There may be a mismatch between your data and your locale
Now, I want to reproduce the message with a test data, on my laptop:
$ printf '\xC0\x80' | LC_ALL=en_US.UTF-8 awk '{print length}'
2
Doesn't work. I don't get the warning. What is the right data to pass to it in order to see the warning?

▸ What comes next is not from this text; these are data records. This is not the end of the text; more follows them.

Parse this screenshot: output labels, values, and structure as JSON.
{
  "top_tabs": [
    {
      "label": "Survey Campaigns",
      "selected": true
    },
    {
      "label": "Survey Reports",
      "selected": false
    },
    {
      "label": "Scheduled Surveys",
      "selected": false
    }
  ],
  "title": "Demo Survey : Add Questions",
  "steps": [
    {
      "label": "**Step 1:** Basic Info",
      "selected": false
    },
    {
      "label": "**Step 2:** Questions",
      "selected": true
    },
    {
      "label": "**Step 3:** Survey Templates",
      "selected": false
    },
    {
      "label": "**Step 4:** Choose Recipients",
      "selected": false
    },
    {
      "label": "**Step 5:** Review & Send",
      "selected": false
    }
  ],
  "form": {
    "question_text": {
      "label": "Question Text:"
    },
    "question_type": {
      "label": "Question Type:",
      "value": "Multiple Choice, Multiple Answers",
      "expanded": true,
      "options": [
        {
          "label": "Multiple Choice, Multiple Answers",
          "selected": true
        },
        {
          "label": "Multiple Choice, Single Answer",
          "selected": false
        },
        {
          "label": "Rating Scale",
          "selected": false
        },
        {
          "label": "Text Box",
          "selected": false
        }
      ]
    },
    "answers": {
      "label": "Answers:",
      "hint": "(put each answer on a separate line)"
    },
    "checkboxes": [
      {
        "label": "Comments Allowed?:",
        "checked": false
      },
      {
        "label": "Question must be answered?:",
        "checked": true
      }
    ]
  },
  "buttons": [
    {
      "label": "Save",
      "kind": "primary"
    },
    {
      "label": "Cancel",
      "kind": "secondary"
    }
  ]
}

This is what I see on my laptop:
$ locale
LANG=""
LC_COLLATE="C"
LC_CTYPE="UTF-8"
LC_MESSAGES="C"
LC_MONETARY="C"
LC_NUMERIC="C"
LC_TIME="C"
LC_ALL=
This is what I see on the server:
# locale
LANG=en_US.UTF-8
LANGUAGE=en_US.UTF-8
LC_CTYPE="en_US.UTF-8"
LC_NUMERIC="en_US.UTF-8"
LC_TIME="en_US.UTF-8"
LC_COLLATE="en_US.UTF-8"
LC_MONETARY="en_US.UTF-8"
LC_MESSAGES="en_US.UTF-8"
LC_PAPER="en_US.UTF-8"
LC_NAME="en_US.UTF-8"
LC_ADDRESS="en_US.UTF-8"
LC_TELEPHONE="en_US.UTF-8"
LC_MEASUREMENT="en_US.UTF-8"
LC_IDENTIFICATION="en_US.UTF-8"
LC_ALL=en_US.UTF-8
By the way, on the server this code reproduces the problem:
# printf '\xC0\x80' | awk '{print length}'
awk: cmd. line:1: (FILENAME=- FNR=1) warning: Invalid multibyte data detected. There may be a mismatch between your data and your locale.
2
How to make it print this warning on my laptop too?

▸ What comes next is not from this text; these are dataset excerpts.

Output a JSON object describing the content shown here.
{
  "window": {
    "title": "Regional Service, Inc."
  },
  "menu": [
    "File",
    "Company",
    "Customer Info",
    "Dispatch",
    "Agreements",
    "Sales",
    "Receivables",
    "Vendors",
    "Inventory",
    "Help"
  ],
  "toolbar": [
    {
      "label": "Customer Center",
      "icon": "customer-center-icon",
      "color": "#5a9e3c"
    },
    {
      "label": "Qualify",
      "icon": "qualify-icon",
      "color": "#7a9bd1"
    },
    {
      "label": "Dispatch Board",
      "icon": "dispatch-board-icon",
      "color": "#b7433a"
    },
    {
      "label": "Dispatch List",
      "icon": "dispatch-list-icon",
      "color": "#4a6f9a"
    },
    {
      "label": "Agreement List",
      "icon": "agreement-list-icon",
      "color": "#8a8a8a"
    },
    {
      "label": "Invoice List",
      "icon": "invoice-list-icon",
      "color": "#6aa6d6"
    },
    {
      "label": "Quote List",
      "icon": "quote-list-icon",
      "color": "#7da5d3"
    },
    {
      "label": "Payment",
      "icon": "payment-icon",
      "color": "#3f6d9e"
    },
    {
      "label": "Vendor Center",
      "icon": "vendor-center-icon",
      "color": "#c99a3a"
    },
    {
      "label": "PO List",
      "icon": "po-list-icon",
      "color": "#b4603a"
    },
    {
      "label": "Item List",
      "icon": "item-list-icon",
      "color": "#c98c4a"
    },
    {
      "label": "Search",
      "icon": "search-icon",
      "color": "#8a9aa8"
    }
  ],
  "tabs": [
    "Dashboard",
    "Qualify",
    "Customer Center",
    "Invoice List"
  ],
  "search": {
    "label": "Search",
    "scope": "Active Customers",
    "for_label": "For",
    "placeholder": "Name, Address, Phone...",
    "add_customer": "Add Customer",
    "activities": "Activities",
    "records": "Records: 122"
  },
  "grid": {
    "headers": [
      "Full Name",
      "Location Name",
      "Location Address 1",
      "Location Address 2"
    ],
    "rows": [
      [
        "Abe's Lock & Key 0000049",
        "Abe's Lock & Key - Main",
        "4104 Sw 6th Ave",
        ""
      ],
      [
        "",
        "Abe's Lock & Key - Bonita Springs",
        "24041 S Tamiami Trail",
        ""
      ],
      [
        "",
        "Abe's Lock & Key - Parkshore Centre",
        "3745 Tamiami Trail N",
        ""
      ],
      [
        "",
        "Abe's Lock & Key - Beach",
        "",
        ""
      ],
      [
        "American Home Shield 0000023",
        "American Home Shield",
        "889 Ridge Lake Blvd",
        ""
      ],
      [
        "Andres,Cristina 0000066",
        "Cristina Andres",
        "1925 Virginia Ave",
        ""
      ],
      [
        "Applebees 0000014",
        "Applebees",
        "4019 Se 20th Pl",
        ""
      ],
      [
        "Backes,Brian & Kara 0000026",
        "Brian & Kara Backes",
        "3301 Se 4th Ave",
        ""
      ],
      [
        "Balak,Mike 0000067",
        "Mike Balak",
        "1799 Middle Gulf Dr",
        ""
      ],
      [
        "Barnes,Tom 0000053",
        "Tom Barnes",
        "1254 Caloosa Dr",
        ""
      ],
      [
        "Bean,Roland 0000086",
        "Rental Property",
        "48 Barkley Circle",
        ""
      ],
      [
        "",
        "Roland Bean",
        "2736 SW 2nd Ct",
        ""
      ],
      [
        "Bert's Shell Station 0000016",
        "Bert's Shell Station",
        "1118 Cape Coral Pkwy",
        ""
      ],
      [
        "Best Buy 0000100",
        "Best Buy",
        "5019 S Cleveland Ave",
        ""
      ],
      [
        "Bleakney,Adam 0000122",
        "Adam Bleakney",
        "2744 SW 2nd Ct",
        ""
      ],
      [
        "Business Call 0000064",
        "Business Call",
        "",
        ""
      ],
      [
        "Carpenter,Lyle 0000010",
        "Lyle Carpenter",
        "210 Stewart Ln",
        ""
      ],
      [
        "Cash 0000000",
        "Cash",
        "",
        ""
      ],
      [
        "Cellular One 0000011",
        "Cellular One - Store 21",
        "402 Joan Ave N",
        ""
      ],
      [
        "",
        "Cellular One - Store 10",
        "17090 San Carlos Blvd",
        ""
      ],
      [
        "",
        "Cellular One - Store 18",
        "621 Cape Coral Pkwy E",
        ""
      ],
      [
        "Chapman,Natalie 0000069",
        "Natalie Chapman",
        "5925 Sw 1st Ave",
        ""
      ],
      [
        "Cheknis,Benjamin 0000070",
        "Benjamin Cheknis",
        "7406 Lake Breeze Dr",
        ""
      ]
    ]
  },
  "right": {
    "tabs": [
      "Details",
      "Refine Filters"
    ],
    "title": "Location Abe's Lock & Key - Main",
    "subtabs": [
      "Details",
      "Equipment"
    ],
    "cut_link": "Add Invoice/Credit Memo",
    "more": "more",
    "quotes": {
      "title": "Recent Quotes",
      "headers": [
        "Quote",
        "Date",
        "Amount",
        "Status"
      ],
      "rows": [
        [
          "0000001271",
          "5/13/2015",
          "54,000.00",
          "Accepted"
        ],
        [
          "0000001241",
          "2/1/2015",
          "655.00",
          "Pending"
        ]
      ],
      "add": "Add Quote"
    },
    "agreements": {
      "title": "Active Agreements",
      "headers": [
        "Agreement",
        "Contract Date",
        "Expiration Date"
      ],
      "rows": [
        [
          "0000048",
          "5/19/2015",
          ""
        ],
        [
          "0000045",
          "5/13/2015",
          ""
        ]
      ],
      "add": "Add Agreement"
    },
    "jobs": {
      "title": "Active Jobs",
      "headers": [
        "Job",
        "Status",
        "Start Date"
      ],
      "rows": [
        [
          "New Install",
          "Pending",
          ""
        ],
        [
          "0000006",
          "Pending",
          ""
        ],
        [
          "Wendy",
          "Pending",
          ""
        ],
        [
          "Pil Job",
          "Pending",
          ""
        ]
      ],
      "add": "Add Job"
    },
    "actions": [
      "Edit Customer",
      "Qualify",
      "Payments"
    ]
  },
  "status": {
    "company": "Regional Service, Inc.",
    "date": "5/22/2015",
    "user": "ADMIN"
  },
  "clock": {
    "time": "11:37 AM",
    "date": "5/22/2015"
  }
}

On my mac I can reproduce the problem using:
printf '\xC0\x80' | LC_ALL="en_US.UTF-8" gawk '{print length}'
gawk: cmd. line:1: (FILENAME=- FNR=1) warning: Invalid multibyte data detected. There may be a mismatch between your data and your locale
And also:
echo -e '\xC0\x80' | LC_ALL= gawk '{print length}'
gawk: cmd. line:1: (FILENAME=- FNR=1) warning: Invalid multibyte data detected. There may be a mismatch between your data and your locale
But I'm not able to trigger the warning using the macOS 'system' awk (awk version 20200816; not GNU AWK) with the above commands, so I guess your problem is caused by different versions of AWK on your laptop and on the server.